Tras esta aclaración metodológica, yo trabajé en Polonia en el año 2002 y entonces la renta por habitante de un polaco, según el FMI, era la mitad de la de un español. ¿Qué explica que a los polacos les haya ido tan bien y hayan alcanzado nuestro nivel de desarrollo económico? El mismo fenómeno ha sucedido también en la República Checa y, por lo tanto, hay causas comunes. Pero el fenómeno no ha sucedido en Hungría, en Rumanía o en Bulgaria, por lo que hay causas de éxito solo polacas o checas. Polonia ha convergido también con Alemania y España ha dejado de converger desde 2002, por lo que los españoles se lo hemos puesto muy fácil a los polacos para alcanzar nuestra renta por habitante.
Yo llegué a Varsovia con estudio Lamela Arquitectos para construir la nueva terminal de su aeropuerto. El proyecto básico se desarrolló en Madrid, con el apoyo de unos socios de arquitectura e ingeniería polacos, y cuando empezó la construcción del edificio desplazamos un equipo de arquitectos a Varsovia. La construcción la hacía Ferrovial, que había comprado Budimex, la tercera constructora polaca por volumen de negocio.
Todo era complicado para hacer negocios en Polonia en 2002. Abrir una cuenta en un banco era un infierno burocrático; por suerte, había un banco español con oficina allí y nos resolvió estos problemas.
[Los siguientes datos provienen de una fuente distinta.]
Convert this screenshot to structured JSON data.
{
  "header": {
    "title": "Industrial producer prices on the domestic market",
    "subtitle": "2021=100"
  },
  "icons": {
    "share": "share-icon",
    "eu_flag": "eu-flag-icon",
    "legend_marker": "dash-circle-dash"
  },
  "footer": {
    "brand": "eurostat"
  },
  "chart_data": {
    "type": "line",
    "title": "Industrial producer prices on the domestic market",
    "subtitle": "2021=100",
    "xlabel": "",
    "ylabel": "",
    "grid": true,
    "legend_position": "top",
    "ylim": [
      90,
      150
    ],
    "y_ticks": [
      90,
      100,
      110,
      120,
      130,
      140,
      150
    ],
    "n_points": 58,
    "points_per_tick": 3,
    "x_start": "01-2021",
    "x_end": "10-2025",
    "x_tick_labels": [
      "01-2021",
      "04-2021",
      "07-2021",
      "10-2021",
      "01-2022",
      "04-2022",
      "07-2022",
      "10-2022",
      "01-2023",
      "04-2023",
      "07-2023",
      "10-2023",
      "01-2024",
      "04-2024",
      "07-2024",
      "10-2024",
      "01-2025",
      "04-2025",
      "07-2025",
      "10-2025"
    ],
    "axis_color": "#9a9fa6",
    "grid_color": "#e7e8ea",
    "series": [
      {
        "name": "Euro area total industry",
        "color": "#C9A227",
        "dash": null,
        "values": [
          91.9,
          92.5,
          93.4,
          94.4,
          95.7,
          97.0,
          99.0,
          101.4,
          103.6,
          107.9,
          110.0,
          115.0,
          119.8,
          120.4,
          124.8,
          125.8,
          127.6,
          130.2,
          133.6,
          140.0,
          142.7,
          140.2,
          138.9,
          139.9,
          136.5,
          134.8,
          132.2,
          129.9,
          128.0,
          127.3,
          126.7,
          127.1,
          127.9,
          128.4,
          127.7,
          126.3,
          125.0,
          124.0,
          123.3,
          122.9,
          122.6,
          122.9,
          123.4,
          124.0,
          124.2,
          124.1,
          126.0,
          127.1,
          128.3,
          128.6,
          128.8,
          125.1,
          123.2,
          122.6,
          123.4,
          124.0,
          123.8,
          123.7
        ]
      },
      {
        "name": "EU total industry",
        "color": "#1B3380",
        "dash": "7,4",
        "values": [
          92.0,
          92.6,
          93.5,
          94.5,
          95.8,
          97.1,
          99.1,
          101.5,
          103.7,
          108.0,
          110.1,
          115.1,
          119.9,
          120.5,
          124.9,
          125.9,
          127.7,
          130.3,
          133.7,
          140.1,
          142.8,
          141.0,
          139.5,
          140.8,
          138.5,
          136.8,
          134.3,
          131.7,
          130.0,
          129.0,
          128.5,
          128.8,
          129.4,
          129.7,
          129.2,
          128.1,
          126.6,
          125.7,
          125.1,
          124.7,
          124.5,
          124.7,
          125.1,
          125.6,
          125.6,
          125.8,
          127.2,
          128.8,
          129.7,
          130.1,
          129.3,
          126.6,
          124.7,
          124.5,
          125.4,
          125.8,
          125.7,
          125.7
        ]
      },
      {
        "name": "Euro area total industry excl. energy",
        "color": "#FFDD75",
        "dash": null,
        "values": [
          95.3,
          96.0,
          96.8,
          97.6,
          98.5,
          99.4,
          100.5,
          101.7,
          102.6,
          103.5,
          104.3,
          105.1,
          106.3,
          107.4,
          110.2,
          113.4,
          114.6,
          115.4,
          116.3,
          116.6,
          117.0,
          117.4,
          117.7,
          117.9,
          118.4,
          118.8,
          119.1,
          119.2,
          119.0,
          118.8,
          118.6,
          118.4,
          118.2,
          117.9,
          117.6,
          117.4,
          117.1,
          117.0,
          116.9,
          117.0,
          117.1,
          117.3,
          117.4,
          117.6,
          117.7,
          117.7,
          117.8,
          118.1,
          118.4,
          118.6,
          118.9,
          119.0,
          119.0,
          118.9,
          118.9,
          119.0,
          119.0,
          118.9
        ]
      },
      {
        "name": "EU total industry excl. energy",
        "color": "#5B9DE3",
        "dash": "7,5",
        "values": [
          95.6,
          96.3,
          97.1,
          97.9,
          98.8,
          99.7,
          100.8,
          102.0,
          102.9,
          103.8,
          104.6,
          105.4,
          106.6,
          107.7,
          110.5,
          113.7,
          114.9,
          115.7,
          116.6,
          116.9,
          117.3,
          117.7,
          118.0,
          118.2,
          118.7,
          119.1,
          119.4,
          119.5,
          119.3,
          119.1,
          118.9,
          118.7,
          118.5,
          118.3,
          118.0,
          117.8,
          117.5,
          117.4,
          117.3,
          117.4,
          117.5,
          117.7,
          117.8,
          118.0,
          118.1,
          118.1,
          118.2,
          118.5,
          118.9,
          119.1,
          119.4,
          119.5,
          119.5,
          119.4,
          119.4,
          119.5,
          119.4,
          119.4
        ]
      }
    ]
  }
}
Contratamos un asesor contable y fiscal y todo era complicado con ellos, hasta que descubrí que en Polonia el asesor fiscal asume responsabilidad civil y penal por las cuentas de sus clientes. Ferrovial tenía el contrato con PPL, AENA polaca, y nosotros teníamos un consorcio con el compromiso de cobrar cuando ellos cobraban, y cerramos un acuerdo con nuestros socios y proveedores localescon las mismas condiciones. PPL era como un ministerio soviético aún, con una burocracia brutal, y tardaron muchos meses en firmar el contrato y pagarnos. Nuestra sucursal polaca tenía muchos gastos: personal, oficina, pisos, comidas, colaboradores, etc., e incurrió en pérdidas. Mi asesora fiscal me recomendó facturar, a sabiendas de que no íbamos a cobrar, y pagar el impuesto de sociedades para evitar una inspección fiscal y una sanción.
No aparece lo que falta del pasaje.